Из своих бесчисленных лучей
Даруй мне один, чтобы в жизни
Я, хотя 6ы на миг,
Засветился так же ярко, как ты!»
«А-ум!» — сказал он и радостно засмеялся.
Восторженный взгляд его окинул землю. Насколько хватало взора, далеко за линию горизонта грядами уходили вершины гор, будто шло туда стадо огромных верблюдов с могучими горбами и где-то среди них затерялась, затерлась маленьким верблюжонком гора Змеиная. Опять он подумал о ней, можно сказать, в свой звездный час, час своей главной победы… о которой там, в его институте, сейчас говорят все: мужья говорят с женами, жены с мужьями, те, кто знал его, с теми, кто не знал, студенты со студентами, преподаватели с преподавателями, сотнею голосов, со множеством оттенков: «Савелов защитил докторскую». Он мгновенно представил себе эту картину злословья и пересудов и дерзко усмехнулся, как победитель: наука, которой он занимался, коллеги, с которыми он вместе служил ей, давно уже не могли быть его совестью. Он играл с ними в Игру, в которой победил, и пусть они говорят теперь что угодно. А он рад своей победе, этому одиночеству. «Горы!!! Здравствуйте, горы!..» — отдаваясь порыву восторга, закричал он и, торжествующе глянув туда, где, как ему казалось, находится гора его детства, поднял высоко палки, с силой ударив ими о снег, сорвался вниз, как падает камнем птица. И как птица, распустив свои крылья, парит, так и он парил по склону большими произвольными дугами. Как птица изменяет направление полета неуловимым движением хвоста, так и он изменял его еле уловимым наклоном ног. Как парящая птица поддерживает себя лишь редким взмахом крыльев, так и он поправлял свой полёт лишь лёгким движением руки: «Я победил, Змеиная!.. — душа его ликовала. — Смотри!..» — и, сложив себя в стойку скоростного спуска, он направил свои лыжи на бугор, который швырнул его метров на двадцать свободного полета: «Смотри!.. — и заплясал между бугров в стремительном авальмане*, отпуская лыжи далеко вперед и подхватывая их в последний момент, где-то на грани падения. «Смотри, смотри!.. — исступленно кричала душа из исступленно мечущегося тела. — Разве тогда я мог так?.. Разве я не победил?..»

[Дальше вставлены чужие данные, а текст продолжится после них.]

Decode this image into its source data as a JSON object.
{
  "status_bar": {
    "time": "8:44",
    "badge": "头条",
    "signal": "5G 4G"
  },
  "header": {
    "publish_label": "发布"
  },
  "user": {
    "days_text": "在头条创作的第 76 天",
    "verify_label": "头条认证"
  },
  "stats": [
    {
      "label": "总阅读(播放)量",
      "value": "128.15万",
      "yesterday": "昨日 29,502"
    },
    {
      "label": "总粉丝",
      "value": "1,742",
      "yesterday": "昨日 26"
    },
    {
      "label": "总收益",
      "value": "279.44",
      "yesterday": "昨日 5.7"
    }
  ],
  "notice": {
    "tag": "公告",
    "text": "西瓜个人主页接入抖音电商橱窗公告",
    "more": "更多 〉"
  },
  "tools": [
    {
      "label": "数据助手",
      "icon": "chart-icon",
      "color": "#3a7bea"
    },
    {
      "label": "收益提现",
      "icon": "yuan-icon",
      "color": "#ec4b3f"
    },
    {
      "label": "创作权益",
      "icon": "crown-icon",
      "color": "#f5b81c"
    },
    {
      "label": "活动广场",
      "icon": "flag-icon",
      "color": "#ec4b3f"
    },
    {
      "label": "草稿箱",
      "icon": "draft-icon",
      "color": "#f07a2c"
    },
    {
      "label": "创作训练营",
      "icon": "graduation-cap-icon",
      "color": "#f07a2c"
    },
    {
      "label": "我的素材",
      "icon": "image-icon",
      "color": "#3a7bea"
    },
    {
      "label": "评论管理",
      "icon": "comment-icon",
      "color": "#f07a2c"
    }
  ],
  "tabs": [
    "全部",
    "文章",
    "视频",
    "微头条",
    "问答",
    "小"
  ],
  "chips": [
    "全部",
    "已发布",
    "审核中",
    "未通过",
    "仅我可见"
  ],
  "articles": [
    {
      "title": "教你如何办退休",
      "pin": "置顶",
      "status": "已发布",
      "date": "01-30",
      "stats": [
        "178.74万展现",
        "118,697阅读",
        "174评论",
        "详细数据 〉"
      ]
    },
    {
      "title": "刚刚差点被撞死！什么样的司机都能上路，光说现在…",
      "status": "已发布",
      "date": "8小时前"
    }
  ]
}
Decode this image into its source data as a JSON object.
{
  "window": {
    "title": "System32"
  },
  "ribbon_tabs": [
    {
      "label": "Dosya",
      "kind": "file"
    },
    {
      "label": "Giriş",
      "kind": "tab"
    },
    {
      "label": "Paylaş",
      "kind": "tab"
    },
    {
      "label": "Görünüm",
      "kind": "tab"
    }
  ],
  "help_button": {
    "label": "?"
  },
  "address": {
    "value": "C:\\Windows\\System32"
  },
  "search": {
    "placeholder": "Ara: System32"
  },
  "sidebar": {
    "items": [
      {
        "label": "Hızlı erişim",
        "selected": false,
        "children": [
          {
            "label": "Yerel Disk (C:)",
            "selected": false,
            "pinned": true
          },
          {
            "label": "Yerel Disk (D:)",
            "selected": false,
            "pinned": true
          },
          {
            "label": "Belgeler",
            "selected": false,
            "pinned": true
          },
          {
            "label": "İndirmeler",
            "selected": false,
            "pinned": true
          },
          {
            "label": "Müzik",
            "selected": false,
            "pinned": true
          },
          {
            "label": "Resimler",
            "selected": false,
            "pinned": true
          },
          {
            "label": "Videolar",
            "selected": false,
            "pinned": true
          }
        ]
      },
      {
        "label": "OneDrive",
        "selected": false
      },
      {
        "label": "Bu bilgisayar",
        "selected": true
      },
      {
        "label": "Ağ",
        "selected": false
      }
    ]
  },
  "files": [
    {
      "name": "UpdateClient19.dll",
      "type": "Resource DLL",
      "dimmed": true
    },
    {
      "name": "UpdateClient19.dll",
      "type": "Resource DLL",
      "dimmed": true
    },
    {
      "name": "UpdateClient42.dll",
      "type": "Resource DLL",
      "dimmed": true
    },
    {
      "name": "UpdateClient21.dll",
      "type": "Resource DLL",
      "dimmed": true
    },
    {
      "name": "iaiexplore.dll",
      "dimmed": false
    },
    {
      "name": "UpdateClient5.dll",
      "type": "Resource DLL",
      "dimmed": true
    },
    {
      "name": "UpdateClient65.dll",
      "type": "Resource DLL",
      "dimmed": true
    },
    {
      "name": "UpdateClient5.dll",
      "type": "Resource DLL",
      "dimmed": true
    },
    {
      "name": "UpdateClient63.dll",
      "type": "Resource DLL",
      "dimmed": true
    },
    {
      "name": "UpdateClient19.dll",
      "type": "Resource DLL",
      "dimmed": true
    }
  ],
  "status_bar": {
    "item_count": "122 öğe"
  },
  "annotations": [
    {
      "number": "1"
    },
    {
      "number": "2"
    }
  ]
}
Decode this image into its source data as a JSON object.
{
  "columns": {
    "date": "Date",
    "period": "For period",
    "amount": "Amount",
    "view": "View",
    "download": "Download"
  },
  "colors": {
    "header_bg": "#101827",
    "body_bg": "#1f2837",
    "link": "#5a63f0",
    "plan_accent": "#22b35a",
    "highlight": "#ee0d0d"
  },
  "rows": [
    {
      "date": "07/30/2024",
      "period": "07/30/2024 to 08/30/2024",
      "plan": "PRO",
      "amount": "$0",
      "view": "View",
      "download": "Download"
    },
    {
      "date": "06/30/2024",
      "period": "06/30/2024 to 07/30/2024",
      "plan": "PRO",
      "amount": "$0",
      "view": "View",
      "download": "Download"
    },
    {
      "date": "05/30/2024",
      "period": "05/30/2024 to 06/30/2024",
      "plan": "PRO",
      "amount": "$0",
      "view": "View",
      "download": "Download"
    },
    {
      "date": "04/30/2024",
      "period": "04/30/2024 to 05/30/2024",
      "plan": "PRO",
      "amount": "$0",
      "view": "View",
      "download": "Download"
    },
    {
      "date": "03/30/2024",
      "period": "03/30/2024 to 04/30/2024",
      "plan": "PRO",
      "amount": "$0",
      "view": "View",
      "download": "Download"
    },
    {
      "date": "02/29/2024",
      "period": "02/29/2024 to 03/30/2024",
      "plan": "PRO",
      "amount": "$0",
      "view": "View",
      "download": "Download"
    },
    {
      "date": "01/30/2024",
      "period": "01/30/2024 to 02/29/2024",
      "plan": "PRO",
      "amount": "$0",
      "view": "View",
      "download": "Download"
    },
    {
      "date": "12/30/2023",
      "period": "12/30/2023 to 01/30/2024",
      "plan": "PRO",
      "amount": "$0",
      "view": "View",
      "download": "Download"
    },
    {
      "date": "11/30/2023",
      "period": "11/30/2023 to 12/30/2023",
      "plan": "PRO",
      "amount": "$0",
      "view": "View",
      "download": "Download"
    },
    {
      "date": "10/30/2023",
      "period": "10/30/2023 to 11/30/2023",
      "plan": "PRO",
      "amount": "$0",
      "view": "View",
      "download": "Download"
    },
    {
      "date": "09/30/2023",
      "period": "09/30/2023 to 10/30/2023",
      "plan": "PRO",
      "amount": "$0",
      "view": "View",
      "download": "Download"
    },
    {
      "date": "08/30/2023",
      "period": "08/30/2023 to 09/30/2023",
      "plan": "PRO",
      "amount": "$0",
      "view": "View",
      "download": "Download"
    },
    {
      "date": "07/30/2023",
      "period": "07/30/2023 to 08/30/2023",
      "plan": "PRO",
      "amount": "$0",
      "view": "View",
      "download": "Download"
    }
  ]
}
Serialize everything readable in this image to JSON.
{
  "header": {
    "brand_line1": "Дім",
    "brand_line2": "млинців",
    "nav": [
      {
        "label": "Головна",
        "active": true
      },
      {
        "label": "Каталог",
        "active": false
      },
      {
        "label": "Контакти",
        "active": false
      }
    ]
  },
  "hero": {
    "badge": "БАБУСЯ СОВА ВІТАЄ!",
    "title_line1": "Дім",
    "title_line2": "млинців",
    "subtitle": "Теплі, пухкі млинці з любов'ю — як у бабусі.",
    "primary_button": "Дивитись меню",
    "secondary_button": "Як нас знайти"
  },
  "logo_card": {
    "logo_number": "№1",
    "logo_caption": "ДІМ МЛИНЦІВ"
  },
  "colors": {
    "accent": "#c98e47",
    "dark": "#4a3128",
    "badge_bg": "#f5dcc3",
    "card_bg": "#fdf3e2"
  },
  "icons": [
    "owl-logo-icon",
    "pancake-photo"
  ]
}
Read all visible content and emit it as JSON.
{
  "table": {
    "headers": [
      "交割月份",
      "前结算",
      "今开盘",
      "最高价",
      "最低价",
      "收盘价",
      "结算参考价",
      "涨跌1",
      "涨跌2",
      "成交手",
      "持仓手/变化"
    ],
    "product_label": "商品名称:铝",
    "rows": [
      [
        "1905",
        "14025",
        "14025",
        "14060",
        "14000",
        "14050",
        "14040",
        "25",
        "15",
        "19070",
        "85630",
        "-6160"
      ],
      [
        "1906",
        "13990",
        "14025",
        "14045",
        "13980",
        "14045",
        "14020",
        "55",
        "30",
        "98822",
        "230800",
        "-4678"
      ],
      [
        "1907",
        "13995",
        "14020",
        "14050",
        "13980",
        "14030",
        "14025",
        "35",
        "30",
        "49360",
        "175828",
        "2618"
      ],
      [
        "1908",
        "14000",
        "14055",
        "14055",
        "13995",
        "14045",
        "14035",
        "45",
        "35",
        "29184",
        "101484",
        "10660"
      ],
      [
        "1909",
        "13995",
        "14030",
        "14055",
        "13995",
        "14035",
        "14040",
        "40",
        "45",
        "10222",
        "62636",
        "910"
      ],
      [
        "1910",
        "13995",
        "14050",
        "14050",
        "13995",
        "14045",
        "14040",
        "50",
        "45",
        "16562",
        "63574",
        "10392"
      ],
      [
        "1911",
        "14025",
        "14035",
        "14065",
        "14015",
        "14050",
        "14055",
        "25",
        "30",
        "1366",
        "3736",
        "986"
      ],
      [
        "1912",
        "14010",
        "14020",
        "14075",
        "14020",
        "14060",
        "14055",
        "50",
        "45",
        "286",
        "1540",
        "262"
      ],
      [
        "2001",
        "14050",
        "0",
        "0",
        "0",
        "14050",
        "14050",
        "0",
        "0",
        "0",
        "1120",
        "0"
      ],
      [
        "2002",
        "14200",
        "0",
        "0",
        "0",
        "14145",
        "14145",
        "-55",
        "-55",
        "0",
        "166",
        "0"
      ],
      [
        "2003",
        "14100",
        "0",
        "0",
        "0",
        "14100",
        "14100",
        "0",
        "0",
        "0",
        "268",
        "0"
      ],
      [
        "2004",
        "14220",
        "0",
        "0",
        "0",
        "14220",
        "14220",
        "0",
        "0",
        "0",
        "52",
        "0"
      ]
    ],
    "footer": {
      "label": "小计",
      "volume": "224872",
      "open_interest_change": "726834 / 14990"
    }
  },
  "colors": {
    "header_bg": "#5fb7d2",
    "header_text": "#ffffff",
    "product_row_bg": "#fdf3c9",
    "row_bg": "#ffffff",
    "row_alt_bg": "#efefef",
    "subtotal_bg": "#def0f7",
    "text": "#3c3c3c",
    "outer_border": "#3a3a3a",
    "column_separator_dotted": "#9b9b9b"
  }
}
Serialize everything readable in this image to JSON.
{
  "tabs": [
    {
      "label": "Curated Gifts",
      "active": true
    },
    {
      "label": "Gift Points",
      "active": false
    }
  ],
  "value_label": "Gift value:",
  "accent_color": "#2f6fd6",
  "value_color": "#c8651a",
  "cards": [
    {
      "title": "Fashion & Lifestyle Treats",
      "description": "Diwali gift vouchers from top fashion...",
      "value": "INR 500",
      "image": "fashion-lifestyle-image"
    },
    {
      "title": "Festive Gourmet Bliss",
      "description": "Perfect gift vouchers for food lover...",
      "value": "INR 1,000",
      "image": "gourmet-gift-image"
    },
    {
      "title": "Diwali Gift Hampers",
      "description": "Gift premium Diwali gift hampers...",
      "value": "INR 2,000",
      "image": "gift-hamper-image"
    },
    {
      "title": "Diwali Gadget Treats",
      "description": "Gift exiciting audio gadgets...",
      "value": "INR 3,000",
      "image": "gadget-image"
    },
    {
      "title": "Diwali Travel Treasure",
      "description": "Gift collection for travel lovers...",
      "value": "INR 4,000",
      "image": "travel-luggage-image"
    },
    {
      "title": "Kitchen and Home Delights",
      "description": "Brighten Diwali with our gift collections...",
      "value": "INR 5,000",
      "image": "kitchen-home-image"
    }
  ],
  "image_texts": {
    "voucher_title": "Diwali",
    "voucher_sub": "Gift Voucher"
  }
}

Он остановил лыжи, как останавливают коней, ставя их на дыбы. Но еще пыл этой безумной гонки не угас в нем. Еще Савелов не установил дыхания и ловил ртом воздух. Еще ноги его дрожали, а лицо, иссеченное ветром и напряжением, горело огнем, а он уже чувствовал, что полного удовлетворения в нем нет…
«Ну что тебе еще?.. Я же победил тебя тысячу раз, не мешай мне торжествовать. Ты же знаешь, лыжи у меня тогда были деревянные — щепки, и, если бы я сломал их, мне бы не пришлось кататься всю зиму. Прощай, гора моего детства, никому не дано вернуться обратно, и все не так уж плохо, я победил… Моя победа — твоя победа».
Но, как ласково ни разговаривал Савелов со своей горой, его Змеиная хранила молчание. Он повернул лыжи к склону и поехал дальше как бы в задумчивости, скользя лыжами.
…Пацаны бежали, размашисто толкаясь палками. Их было трое. Лыжня, по которой они шли, ровной стрелой резала большую белую равнину, примерно одинаковую длиною и шириною, и терялась своим концом у подножья довольно высокой для этих мест горы. Из-за неровности рельефа подножье еще исчезало от глаз пацанов, только что отошедших от деревни, но склон горы был им ясно виден. На склоне этом никого не было, и трое бежали, считая себя первыми… Но они немного ошиблись: на склоне горы действительно никого не было, но к подножью уже подходил человек. В отличие от пацанов, лыжи у него лежали на плече, за плечами — рюкзак. Как и они, он шел торопливо, но не свободно, стараясь не ступать мимо лыжни. Иногда он все же оступался и проваливался, выбирался на лыжню и шел снова; идя, он все время поглядывал на склон, испещренный лыжными следами. Следы эти возбуждали его и волновали, особенно те, что шли на самый гребень. Его очень интересовало: скатывался кто с гребня или нет, и он всматривался, пытаясь угадать это по следам.
Он уже подошел к самому основанию горы, и весь склон ему был хорошо виден: все бугры и трамплины на нем. Зато теперь совсем не видна была макушка гребня. Но справа, к пологой ее части, вела лесенка следов, значит, на гребень поднимались. Но скатывались ли?.. Под гребнем брало начало множество следов, из-под него же была главная накатанная лыжня донизу, и решить, скатывались ли с гребня, пока было невозможно.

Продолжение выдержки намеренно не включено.